While there has been some slow "realization" of what she can do in them, she's quickly learning. She got to play with her siblings in the back yard yesterday. She's going to enjoy being able to be part of the pack again.
HOWEVER, this morning I found some very sad, yet not surprising news. In trying to research how long she can safely be in the wheels, I stumbled on some not so surprising, but sad information.
"Degenerative myelopathy is a progressive disease of the spinal cord in older dogs. The disease has an insidious onset typically between 8 and 14 years of age. It begins with a loss of coordination (ataxia) in the hind limbs. The affected dog will wobble when walking, knuckle over or drag the feet. This can first occur in one hind limb and then affect the other. As the disease progresses, the limbs become weak and the dog begins to buckle and has difficulty standing. The weakness gets progressively worse until the dog is unable to walk. The clinical course can range from 6 months to 1 year before dogs become paraplegic. If signs progress for a longer period of time, loss of urinary and fecal continence may occur and eventually weakness will develop in the front limbs. Another key feature of DM is that it is not a painful disease."
The pictures associated with this disease are what caught my attention initially. They were a perfect representation of Athena.

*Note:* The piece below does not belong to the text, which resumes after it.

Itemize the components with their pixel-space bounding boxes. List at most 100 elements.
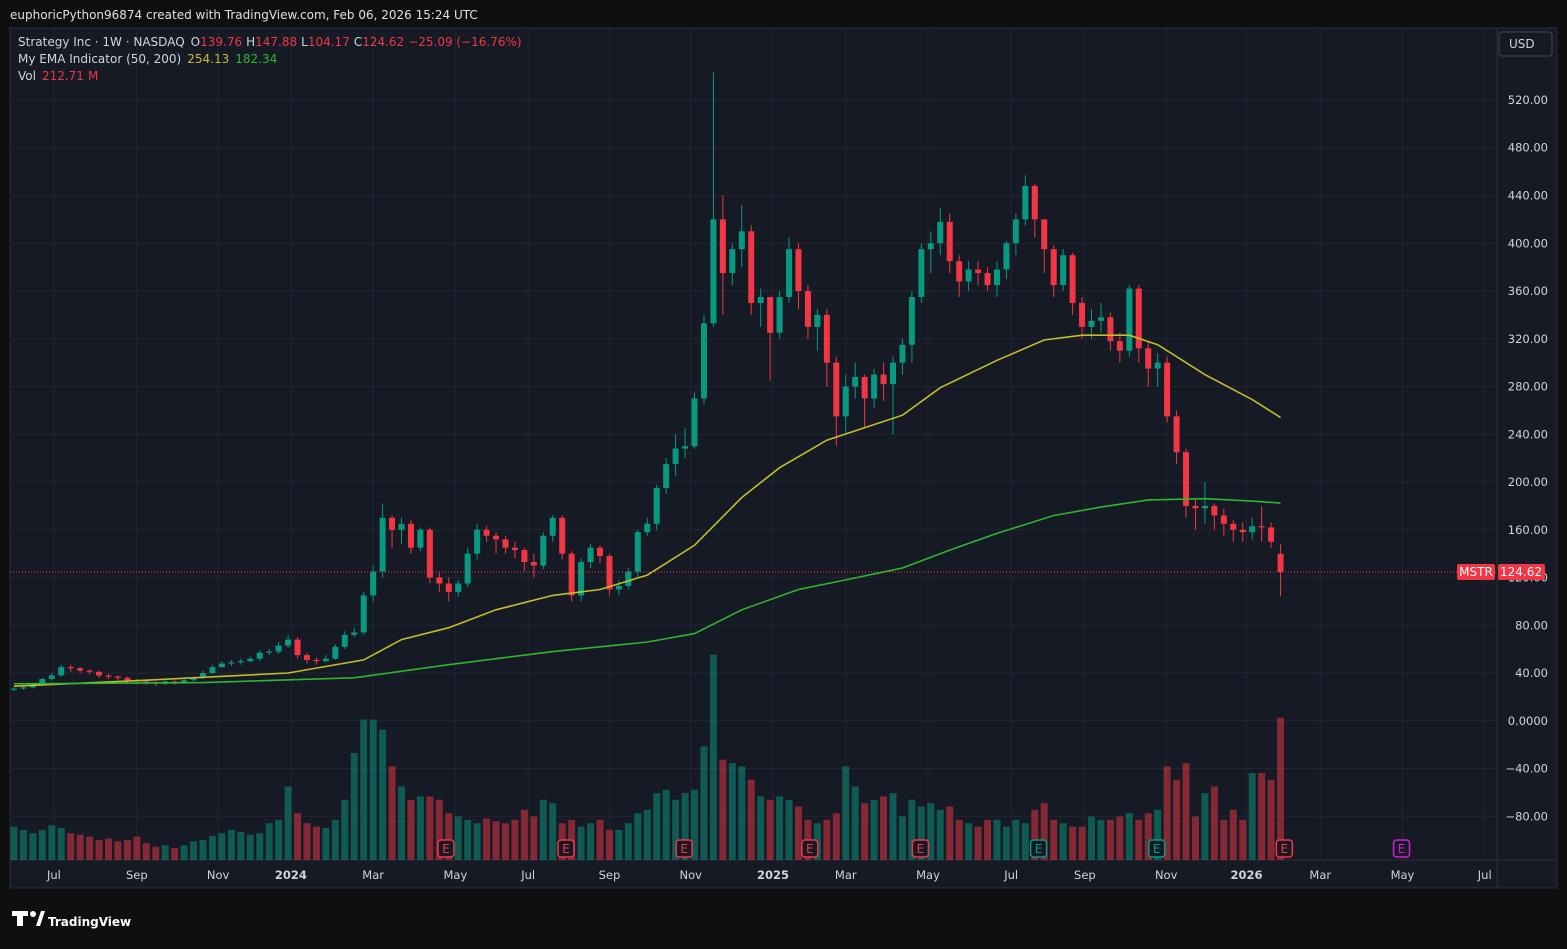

EVERY SINGLE description of this disease's symptoms are Athena.
I'm not saying the vet misdiagnosed her. We took her immediately when she began having issues and with her history of weak legs. She does have arthritis. What we didn't have was all the "symptoms" yet.

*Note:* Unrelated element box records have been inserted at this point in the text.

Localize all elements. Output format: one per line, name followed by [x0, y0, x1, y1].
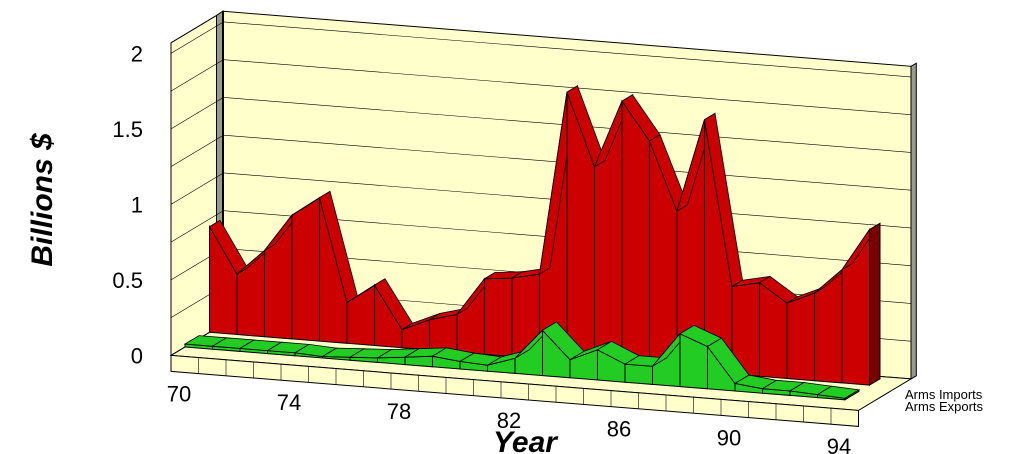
gridline	[170, 134, 224, 167]
gridline	[223, 21, 912, 78]
gridline	[170, 210, 224, 243]
y-tick-label: 1.5	[112, 117, 143, 142]
gridline	[170, 59, 224, 92]
x-axis-label: Year	[493, 426, 559, 454]
arms-imports-segment	[786, 292, 815, 382]
arms-exports-segment	[624, 363, 653, 385]
arms-imports-segment	[484, 277, 513, 358]
series-arms-exports	[183, 321, 861, 401]
legend-arms-exports: Arms Exports	[905, 399, 984, 414]
y-tick-label: 0	[131, 343, 143, 368]
tick-labels: 0 0.5 1 1.5 2 70 74 78 82 86 90 94	[112, 41, 851, 454]
arms-imports-segment	[291, 196, 320, 342]
arms-imports-segment	[429, 313, 458, 353]
series-arms-imports	[208, 85, 881, 386]
y-tick-label: 0.5	[112, 268, 143, 293]
arms-exports-segment	[404, 355, 433, 368]
x-tick-label: 70	[167, 381, 191, 406]
y-axis-label: Billions $	[26, 133, 59, 267]
x-tick-label: 94	[827, 434, 851, 454]
x-tick-label: 78	[387, 399, 411, 424]
x-tick-label: 82	[497, 408, 521, 433]
arms-imports-segment	[621, 99, 650, 369]
x-tick-label: 74	[277, 390, 301, 415]
gridline	[170, 21, 224, 54]
x-tick-label: 90	[717, 425, 741, 450]
y-tick-label: 1	[131, 192, 143, 217]
gridline	[170, 97, 224, 130]
gridline	[170, 172, 224, 205]
y-tick-label: 2	[131, 41, 143, 66]
arms-imports-end-cap	[869, 222, 881, 386]
right-wall-edge	[910, 62, 917, 380]
x-tick-label: 86	[607, 417, 631, 442]
gridline	[223, 59, 912, 115]
arms-exports-end-cap	[844, 389, 860, 401]
legend-arms-imports: Arms Imports	[905, 387, 983, 402]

Unfortunately breeds affected by this disease
How do we treat degenerative myelopathy?
There are no treatments that have been clearly shown to stop or slow progression of DM. Although there are a number of approaches that have been tried or recommended on the internet, no scientific evidence exists that they work. The outlook for a dog with DM is still grave. The discovery of a gene that identifies dogs at risk for developing degenerative myelopathy could pave the way for therapeutic trials to prevent the disease from developing. Meanwhile, the quality of life of an affected dog can be improved by measures such as good nursing care, physical rehabilitation, pressure sore prevention, monitoring for urinary infections, and ways to increase mobility through use of harnesses and carts.